Jean l’Herminier : un officier de marine qui refusa le sabordage de la flotte en 1942
Publié le 31/03/2022
Jean l’Herminier est un officier de marine français. Il est particulièrement connu pour avoir refusé le sabordage de son sous-marin lors de l’arrivée des troupes allemandes à Toulon en 1942.
A chaque époque, il y a des héros voire des légendes. Dans le monde des sous-mariniers durant la Seconde Guerre mondiale, le commandant Jean l’Herminier fait bonne figure.

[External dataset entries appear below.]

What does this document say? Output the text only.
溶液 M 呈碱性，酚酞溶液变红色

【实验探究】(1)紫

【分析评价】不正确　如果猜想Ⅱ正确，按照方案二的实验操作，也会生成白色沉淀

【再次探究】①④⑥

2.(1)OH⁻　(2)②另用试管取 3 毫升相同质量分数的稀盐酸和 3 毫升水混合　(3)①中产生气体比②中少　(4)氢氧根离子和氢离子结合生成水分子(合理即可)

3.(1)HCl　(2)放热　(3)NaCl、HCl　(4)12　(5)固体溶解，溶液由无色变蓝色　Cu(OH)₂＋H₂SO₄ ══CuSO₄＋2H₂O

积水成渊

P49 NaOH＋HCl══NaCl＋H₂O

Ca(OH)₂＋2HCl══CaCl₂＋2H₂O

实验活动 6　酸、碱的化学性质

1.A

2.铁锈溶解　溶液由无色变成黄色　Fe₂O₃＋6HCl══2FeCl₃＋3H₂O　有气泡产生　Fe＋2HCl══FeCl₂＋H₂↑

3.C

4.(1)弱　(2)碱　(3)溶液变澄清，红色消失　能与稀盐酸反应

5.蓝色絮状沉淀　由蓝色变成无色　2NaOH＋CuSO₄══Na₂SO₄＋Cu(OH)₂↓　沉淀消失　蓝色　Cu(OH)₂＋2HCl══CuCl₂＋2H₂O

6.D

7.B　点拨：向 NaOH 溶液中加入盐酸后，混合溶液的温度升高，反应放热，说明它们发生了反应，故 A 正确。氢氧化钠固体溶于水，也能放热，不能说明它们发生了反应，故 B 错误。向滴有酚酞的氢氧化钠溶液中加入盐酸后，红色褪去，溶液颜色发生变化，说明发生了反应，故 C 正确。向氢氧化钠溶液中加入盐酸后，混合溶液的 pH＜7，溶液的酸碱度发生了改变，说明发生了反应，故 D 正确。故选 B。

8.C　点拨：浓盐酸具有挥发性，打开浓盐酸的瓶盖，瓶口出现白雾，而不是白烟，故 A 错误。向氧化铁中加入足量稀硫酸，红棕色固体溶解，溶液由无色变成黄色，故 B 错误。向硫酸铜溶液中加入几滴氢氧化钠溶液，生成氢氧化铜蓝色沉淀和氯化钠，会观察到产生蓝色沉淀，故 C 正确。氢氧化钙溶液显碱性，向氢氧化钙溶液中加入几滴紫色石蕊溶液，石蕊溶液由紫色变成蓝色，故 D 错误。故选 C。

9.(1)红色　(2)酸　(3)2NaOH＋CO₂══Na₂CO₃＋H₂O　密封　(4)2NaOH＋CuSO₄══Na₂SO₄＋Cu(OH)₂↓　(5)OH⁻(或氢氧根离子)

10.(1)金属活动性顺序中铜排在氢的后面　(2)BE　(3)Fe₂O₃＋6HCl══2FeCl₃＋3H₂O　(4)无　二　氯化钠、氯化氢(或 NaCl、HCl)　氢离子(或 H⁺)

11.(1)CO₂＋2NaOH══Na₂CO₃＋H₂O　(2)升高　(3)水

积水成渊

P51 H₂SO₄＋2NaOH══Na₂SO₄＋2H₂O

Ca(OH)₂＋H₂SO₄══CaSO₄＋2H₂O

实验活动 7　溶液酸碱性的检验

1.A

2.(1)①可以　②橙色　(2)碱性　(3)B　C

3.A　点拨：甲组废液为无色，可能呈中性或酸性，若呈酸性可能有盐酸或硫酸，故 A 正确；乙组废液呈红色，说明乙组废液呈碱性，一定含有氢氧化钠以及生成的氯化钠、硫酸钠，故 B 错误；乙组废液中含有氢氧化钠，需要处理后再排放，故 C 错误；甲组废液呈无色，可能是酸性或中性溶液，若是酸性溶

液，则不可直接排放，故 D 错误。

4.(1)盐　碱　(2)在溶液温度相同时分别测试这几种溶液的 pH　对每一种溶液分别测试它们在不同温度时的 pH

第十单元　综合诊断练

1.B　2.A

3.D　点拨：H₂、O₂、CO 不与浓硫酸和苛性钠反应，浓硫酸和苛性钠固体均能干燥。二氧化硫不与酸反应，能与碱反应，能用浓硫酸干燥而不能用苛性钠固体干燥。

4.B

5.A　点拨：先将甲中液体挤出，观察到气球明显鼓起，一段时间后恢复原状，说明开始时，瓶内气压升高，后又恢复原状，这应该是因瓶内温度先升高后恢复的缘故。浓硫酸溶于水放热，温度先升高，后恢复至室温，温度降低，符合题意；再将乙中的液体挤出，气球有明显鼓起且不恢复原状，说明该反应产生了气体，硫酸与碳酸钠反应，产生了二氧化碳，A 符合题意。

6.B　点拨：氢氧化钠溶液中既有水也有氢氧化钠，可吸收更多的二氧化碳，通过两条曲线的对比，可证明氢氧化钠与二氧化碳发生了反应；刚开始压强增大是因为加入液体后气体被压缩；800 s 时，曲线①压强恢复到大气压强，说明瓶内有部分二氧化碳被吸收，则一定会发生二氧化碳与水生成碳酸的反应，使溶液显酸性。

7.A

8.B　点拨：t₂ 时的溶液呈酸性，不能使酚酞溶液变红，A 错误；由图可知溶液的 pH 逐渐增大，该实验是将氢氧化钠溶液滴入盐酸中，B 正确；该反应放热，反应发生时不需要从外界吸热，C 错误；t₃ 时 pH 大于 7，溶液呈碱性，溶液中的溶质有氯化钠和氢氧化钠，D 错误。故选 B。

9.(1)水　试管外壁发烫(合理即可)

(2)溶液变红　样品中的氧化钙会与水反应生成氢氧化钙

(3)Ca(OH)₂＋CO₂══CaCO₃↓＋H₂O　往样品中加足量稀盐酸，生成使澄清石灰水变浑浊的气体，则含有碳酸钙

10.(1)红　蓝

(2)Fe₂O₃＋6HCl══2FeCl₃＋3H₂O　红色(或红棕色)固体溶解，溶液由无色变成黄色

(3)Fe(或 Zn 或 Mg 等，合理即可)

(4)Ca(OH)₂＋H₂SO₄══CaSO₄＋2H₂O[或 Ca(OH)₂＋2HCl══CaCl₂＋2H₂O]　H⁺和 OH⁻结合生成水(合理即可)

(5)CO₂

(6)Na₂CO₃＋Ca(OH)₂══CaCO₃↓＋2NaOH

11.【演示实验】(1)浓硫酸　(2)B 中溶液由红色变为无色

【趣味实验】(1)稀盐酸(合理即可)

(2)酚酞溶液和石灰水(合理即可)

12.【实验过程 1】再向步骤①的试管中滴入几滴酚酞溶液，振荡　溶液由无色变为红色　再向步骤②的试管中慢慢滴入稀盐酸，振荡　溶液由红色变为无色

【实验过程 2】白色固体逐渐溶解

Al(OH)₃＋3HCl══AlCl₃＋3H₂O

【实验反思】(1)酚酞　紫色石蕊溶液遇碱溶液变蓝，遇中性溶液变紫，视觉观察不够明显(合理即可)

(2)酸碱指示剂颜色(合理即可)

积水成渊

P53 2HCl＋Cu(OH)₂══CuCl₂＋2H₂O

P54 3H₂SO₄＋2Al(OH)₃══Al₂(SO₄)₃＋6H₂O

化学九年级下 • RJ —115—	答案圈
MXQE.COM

Né le 25 janvier 1902, Jean l’Herminier grandit dans une famille de marins en Bretagne, dans le Finistère. A la mort de sa mère en 1907, il part vivre chez son oncle instructeur à l’École Navale à Brest où il peut admirer très jeune la flotte française à quai dont les sous-marins. La suite sonne (presque) comme une évidence. Il effectue sa seconde au lycée Stanislas à Paris, sa première à Saint-Brieuc et sa terminale de nouveau à Paris. Après avoir échoué une première fois au concours d’entrée de Navale, l’Herminier intègre l’école en 1921 et demande à servir dans son domaine de prédilection : les sous-marins.
Une carrière prestigieuse
En 1932, il est affecté comme commandant en second sur le nouveau sous-marin de 1500 tonnes Le Persée. Alors que le submersible effectue des essais en mer au large de Cherbourg, l’Herminier est grièvement blessé lors d’une violente explosion à bord le 23 septembre suite à un problème moteur. Bien que souffrant de brûlures, c’est en tant que second qu’il coordonne l’arrivée des secours. Le drame fera pas moins de 6 morts et de 36 blessés. Cette action lui vaudra d’être décoré de la légion d’honneur.
En 1934, il commande son premier submersible, un sous-marin de 600 tonnes. Au début de la guerre, il est officier de manœuvre à bord du croiseur Montcalm et participe à l’évacuation de troupes alliées à Namsos lors de l’opération Hammer en Norvège. Restant loyal au gouvernement français, il fait partie de l’armée d’armistice. Dans ce cadre, il participe à la defense de Dakar contre une opération des Britanniques et des Français Libres en septembre
Le sabordage de la flotte française
Jusqu’en novembre 1942, seule la moitié de la France est occupée par les Allemands. La zone dite «libre» est administrée par le gouvernement français, en accord avec l’occupant. Suite au débarquement anglo-américain en Afrique du nord au début du mois, les troupes allemandes envahissent la zone non occupée. Un objectif figure dans le plan de bataille : saisir la flotte française qui permettrait avec les alliés italiens la maîtrise de la mer Méditerranée et sécuriser davantage le ravitaillement des forces de l’axe en Afrique du nord.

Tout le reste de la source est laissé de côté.